[X4U] Router/Firewall selection

Neil Laubenthal neil at laubenthal.net
Mon Jun 23 06:16:58 PDT 2008


Hi folks . . . wanted to get some info/discussion about the relative  
merits of the various flavors of firewalls available for my new FIOS  
coming Friday.

I'm upgrading from SpeakEasy DSL and have been using a Netgear FWG114p  
with an Airport Extreme behind it for WPA2 wireless access.

With the FIOS . . .Verizon may or may not force me to use their  
Actiontec router which is advertised as being both NAT and SPI. In  
addition, Verizon may or may not (depending on who you talk to at  
Verizon) have a back door into the Actiontec even with WAN management  
disabled and the userid/password changed.

I'm not overly concerned about Verizon having a back door since from a  
corporate standpoint they're unlikely to have much interest in  
snooping . . . but if they've got a back door then all it takes is a  
disgruntled employee or smart router/firewall guy to figure out what  
it is and post it on the net for all to use.

The options I'm considering are:

1. Actiontec alone for firewall and my Airport Extreme in bridge mode  
for wireless.

2. Actiontec in non NAT mode with my existing Netgear FWG114p  
downstream of it for firewall, wired connections downstream of the  
Netgear, and my Airport in bridge mode downstream of the Netgear for  
wireless.

3. Actiontec in non NAT mode with my Airport Extreme in NAT/firewall  
mode and both wireless and wired connections downstream of the Airport.

4. Skip the Actiontec entirely and either use the Airport alone with  
everything downsteam of it or the Airport in bridge downstream of my  
Netgear as with my current DSL connection.

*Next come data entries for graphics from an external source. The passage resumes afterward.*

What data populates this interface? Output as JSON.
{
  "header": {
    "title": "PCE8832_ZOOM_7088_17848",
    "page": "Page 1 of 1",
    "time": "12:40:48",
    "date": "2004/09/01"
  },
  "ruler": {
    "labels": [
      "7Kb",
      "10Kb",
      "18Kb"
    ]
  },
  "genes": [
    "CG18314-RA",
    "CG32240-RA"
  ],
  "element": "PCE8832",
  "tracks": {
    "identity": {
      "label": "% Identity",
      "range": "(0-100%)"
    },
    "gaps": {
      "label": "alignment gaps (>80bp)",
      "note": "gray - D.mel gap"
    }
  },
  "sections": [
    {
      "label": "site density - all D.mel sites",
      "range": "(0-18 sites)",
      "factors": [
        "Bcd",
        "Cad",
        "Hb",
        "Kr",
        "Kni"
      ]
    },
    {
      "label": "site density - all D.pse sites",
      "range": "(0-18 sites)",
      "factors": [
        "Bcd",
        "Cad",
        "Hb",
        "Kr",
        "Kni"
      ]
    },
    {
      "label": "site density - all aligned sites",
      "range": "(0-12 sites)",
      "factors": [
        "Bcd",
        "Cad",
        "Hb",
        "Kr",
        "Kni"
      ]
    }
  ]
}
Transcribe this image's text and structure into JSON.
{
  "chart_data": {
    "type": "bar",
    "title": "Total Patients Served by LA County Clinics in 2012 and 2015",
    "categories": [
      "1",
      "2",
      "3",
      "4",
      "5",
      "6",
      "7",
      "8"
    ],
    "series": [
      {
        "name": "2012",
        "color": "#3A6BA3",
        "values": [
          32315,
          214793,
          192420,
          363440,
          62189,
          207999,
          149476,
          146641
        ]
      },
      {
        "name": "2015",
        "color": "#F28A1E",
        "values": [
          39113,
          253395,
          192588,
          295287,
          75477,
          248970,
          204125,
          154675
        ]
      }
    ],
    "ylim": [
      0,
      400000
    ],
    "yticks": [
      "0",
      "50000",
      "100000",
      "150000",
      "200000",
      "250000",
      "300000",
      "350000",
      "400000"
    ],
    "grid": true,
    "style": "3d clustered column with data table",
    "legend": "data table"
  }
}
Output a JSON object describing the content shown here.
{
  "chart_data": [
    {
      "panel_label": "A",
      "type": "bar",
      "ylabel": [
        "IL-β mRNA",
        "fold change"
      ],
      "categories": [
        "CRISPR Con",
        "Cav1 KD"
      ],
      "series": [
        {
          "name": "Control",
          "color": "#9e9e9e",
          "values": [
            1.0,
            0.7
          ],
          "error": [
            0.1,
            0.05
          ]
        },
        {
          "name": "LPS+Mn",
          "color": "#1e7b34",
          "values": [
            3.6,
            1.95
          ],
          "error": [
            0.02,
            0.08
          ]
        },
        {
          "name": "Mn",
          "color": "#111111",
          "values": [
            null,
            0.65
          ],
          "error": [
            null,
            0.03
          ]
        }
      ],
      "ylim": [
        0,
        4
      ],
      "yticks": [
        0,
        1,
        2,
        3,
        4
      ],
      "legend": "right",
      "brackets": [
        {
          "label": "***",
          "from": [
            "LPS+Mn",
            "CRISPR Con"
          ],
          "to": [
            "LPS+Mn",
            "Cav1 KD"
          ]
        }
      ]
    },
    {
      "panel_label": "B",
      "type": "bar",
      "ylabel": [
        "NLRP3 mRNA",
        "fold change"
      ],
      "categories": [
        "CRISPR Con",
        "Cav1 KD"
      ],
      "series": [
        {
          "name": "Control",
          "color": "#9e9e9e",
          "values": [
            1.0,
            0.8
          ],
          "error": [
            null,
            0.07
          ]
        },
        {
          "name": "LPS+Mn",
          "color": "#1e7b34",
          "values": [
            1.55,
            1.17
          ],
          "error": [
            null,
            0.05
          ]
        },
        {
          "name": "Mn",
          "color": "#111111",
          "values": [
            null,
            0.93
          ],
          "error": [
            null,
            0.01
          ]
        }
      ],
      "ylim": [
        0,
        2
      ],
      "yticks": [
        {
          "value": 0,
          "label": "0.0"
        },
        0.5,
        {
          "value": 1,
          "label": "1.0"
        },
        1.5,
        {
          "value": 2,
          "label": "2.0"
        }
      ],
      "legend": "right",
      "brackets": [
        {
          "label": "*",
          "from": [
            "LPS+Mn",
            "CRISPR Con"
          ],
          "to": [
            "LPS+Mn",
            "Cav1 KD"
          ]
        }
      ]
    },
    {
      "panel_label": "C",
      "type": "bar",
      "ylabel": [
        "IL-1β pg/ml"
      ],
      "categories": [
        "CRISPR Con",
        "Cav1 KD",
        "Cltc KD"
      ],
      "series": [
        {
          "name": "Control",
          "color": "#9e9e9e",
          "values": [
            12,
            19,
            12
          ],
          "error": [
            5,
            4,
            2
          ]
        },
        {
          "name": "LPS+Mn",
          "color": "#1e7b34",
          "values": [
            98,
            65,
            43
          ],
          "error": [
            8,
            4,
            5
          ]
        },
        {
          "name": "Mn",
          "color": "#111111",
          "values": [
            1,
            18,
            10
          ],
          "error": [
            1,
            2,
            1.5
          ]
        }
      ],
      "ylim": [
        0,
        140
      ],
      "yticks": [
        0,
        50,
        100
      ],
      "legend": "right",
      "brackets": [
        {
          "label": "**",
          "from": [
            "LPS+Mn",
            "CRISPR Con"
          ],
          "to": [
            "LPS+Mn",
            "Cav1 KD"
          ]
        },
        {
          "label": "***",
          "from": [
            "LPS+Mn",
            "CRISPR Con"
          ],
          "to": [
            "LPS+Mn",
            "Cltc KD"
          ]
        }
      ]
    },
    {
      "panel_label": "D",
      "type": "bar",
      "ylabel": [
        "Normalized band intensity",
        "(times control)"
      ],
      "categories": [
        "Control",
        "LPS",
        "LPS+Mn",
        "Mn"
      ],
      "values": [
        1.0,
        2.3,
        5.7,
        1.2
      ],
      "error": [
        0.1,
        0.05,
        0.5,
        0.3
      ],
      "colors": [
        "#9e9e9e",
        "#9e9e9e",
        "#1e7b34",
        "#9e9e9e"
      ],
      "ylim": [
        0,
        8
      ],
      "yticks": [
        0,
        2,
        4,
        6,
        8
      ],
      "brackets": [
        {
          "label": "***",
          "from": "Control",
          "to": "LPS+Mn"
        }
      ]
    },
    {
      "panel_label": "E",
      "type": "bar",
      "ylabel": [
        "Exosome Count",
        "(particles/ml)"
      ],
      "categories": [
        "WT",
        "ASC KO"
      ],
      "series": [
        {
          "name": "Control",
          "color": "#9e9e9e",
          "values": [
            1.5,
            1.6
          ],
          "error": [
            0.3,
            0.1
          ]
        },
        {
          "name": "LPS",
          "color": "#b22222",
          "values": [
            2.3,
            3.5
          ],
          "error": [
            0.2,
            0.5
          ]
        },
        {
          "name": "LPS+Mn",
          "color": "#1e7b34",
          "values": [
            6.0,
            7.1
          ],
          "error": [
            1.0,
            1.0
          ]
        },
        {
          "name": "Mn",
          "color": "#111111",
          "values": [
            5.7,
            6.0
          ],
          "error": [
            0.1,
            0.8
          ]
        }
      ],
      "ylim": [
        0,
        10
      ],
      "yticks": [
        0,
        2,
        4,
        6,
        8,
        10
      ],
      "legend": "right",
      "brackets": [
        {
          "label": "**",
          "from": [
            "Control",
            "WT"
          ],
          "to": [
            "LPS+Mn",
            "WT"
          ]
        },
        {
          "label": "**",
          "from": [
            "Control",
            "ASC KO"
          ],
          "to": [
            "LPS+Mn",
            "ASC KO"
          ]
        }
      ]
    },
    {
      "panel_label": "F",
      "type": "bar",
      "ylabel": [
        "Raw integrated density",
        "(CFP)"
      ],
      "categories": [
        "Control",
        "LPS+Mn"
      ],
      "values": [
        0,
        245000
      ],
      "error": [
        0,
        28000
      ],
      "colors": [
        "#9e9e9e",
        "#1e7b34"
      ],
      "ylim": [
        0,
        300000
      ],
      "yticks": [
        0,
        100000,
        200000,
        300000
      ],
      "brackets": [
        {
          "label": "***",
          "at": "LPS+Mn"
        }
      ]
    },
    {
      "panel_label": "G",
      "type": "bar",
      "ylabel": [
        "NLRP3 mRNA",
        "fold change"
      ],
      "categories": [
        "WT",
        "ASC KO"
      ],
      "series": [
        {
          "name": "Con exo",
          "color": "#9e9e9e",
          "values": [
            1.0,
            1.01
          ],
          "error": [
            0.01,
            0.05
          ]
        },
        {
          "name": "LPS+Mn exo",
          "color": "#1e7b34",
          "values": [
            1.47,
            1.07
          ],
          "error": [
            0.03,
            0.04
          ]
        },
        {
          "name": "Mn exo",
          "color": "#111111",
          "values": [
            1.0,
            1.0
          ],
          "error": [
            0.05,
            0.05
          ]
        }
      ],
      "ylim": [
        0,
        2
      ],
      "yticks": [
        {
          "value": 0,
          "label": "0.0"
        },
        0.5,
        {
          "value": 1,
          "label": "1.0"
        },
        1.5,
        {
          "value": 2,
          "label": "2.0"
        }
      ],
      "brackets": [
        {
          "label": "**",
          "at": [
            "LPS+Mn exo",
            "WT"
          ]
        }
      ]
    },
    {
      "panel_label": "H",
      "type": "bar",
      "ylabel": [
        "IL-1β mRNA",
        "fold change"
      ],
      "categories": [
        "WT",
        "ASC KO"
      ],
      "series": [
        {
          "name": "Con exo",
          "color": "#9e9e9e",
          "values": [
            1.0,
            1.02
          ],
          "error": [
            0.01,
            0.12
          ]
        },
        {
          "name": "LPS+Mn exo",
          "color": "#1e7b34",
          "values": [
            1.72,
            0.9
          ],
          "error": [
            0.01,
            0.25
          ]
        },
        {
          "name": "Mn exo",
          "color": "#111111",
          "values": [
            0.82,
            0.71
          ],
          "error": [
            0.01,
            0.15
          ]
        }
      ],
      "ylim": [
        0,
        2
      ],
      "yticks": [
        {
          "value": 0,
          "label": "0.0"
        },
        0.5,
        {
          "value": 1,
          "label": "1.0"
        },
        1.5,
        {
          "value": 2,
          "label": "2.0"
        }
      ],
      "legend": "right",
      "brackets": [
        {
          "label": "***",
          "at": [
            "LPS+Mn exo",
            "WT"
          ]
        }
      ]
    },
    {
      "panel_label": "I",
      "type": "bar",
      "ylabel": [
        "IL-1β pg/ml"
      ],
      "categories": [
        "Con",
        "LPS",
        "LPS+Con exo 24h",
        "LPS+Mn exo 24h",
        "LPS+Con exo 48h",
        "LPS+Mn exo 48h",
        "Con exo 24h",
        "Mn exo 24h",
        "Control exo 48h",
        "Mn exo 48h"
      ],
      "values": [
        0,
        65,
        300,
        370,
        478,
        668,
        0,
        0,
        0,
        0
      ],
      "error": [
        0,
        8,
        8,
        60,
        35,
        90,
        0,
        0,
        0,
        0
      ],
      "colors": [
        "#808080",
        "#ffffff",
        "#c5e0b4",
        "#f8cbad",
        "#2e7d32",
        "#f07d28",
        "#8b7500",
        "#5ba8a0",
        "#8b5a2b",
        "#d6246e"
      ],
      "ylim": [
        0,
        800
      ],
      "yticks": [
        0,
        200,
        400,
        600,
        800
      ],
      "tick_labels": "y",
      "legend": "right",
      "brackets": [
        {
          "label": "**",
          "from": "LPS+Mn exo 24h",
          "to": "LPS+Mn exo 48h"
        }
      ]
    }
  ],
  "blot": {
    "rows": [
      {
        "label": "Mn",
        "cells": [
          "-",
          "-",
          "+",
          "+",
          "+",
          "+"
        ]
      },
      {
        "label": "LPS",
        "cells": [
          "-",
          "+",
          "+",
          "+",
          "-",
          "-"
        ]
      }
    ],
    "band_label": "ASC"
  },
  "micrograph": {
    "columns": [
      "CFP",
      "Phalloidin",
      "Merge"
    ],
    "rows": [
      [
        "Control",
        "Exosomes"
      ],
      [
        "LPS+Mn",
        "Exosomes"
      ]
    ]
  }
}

We've been having a discussion about this on the local user group  
forums; the general consensus there is that the 4 year old NAT/SPI  
FWG114p is not as capable as the year or so old Airport Extreme since  
newer devices have more capabilites built into their NAT firewall. In  
addition, the consensus is that NAT firewalls are sufficient for home  
users. I'm not running any servers at home but will be doing port  
forwarding for SSH connections to a single inside system.

The local recommendation is to try to get a standard ethernet  
connection run from the Verizon ONT to my network closet then

1. Connect it directly to the Airport Extreme and use that alone.

2. Connect it to the Actiontec and use that alone including wireless.

3. Connect it to the Actiontec, use the Actiontec for firewall/router,  
and use the Airport in bridge mode for wireless clients.

I don't know much about the internal workings of either the combined  
NAT/SPI in the 4 year old Netgear or the NAT/firewall but it doesn't  
say SPI in the Airport . . .it seemed to me  that NAT + SPI has to be  
better than NAT alone but the much more technically savvy than me  
folks on our local forums have convinced me that this is not true  
because the NAT in the Airport is better implemented than the NAT in  
the older Netgear and includes a lot of the security provided by the  
SPI in the Netgear.

Anyway . . . I figured I would toss this out for discussion . . . it  
never hurts to get smart people's ideas . . . and I decided that since  
I have only Mas in my home LAN it's kinda/sorta on topic if you  
stretch it only a little.

Thanks for any thoughts you might have.



-- 

There are only three kinds of stress . . .your basic nuclear stress, cooking
stress, and A$$ho1e stress. The key to relating them is . . . Jello.